On Friday, President Yoon Suk Yeol vetoed two bills sponsored by the majority opposition party.
One was to protect striking workers from what unionists perceive as extreme demands by employers for compensation. The other was to shield public broadcasters from excessive government interference.
It was Yoon’s third exercise of his veto privilege since taking office 18 months ago.
In April, he rejected a bill that protects farmers from falling rice prices by buying surplus crop yields. It was also the first presidential veto in seven years. In May, Yoon dismissed a bill to better ensure the rights of nurses.
These bills aim to protect the weak from the strong. Each, of course, has its opponents. Industrialists say Korea’s rice farming is no longer competitive. Doctors are afraid nurses will encroach upon their domain. Employers claim the pro-labor bill will encourage unionized workers to down tools too often. Conservatives complain that progressives are dominating public broadcasters.
Presidents can sign or veto bills. However, what is more important is the process.
U.S. presidents meet or call opposition lawmakers to save or stall a bill. Their Korean counterparts hardly do so. Yoon has not even met the opposition leader face-to-face over the past year and a half. Consequently, Yoon has had to appoint 18 cabinet minister-level officials without the endorsement of the opposition-led National Assembly. One can’t help but wonder what the total will end up being when he leaves office.
The presidential system has a critical weakness: a national administration can become paralyzed when opposition parties hold a majority in the parliament. In such a case, presidents should seek to unify the nation and collaborate with their political opponents. Otherwise, nothing moves an inch forward and the nation is stuck where it was five years ago whenever political power changes hands. Regrettably, it appears that Korea is in such a situation right now. The nation cannot afford to let the remaining three-and-a-half years pass by like that.
Unfortunately, Yoon has acted in the least desirable way in order to steer opposition-dominated politics. He split the nation along ideological lines and urged his government to act combatively instead of compromising. The ruling People Power Party (PPP) has shifted from the center-right to being a far-right party under a neo-conservative leader. That could also force the Democratic Party of Korea (DPK) to change from a center-left to a far-left party.
In most advanced countries, political parties are moving toward the center. Sadly, politics in Korea is moving to the extremes under a divisive leader.
The DPK is not setting the best example, either.
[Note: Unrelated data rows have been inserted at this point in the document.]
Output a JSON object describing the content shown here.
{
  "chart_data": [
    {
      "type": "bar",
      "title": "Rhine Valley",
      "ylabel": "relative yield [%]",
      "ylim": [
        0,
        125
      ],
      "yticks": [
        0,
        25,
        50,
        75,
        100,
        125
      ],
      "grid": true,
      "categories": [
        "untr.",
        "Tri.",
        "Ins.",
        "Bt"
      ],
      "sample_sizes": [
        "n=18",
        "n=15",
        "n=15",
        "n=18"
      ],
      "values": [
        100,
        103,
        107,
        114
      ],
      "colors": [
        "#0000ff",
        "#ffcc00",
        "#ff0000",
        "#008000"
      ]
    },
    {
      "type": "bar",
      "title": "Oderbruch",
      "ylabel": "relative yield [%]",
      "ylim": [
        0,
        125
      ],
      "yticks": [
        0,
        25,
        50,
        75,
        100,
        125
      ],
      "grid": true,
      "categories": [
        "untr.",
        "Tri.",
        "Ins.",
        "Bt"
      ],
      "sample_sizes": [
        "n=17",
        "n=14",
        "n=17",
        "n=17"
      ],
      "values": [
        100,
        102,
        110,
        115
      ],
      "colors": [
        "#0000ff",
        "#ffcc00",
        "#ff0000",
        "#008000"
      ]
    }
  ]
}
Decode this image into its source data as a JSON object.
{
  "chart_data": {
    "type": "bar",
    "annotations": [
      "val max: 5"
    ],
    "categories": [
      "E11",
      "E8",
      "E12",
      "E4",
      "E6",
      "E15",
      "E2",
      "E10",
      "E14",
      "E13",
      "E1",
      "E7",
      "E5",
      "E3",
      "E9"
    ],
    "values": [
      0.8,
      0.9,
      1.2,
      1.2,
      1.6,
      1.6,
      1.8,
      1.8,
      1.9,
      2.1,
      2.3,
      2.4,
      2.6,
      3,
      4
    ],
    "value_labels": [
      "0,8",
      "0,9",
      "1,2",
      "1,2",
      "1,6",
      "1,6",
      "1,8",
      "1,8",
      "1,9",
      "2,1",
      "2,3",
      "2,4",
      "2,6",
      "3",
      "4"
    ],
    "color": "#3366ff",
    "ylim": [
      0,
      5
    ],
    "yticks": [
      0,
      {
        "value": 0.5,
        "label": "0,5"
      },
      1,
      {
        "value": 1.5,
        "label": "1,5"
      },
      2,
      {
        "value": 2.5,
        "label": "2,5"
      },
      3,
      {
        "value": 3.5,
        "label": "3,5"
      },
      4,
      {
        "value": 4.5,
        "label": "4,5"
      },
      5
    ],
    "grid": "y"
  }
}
The relatively progressive party is understandably frustrated with the conservative leader’s one-way rule. However, the liberal opposition is abusing its impeachment card. At least eight of the 20 ministerial officials have been on the block. Some radical party cadres called for impeaching Yoon himself by winning more than 200 parliamentary seats in the general elections next April. They are going too far.
Impeachments are strictly legal proceedings. Politicians must not seek to impeach their opponents no matter how undesirable their policies may be -- unless the latter betray their country or commit grave acts of corruption.
“We woke up to find Korea an underdeveloped country.” That is the headline often seen in vernacular dailies. Koreans had to see drastic setbacks in their national reputation in the wake of the Itaewon crowd crush, the bungled Jamboree event, the administrative computer network stoppage, and the excruciating defeat in the nation's bid to bring World Expo 2030 to Busan.
It may be unfair to put all the blame on the Yoon administration for these fiascos. They may reflect Korea’s accumulated problems and limitations, if temporary. However, the incumbent government must take the biggest responsibility and prevent their possible recurrences. Can the president, with an approval rating in the 30-percent range, do this alone? Hardly.
Yoon recently reshuffled his chief secretaries. However, many Koreans believe the president himself should change first. We also think so. Yoon must reach out to his opponents first, not by words or gestures, but throgh action.
Politics is meant to improve the people’s livelihood and promote national interests. However, that simple proposition seems far easier said than done. And all leaders say that they do this.
Only the voters can judge. They will do so four months from now.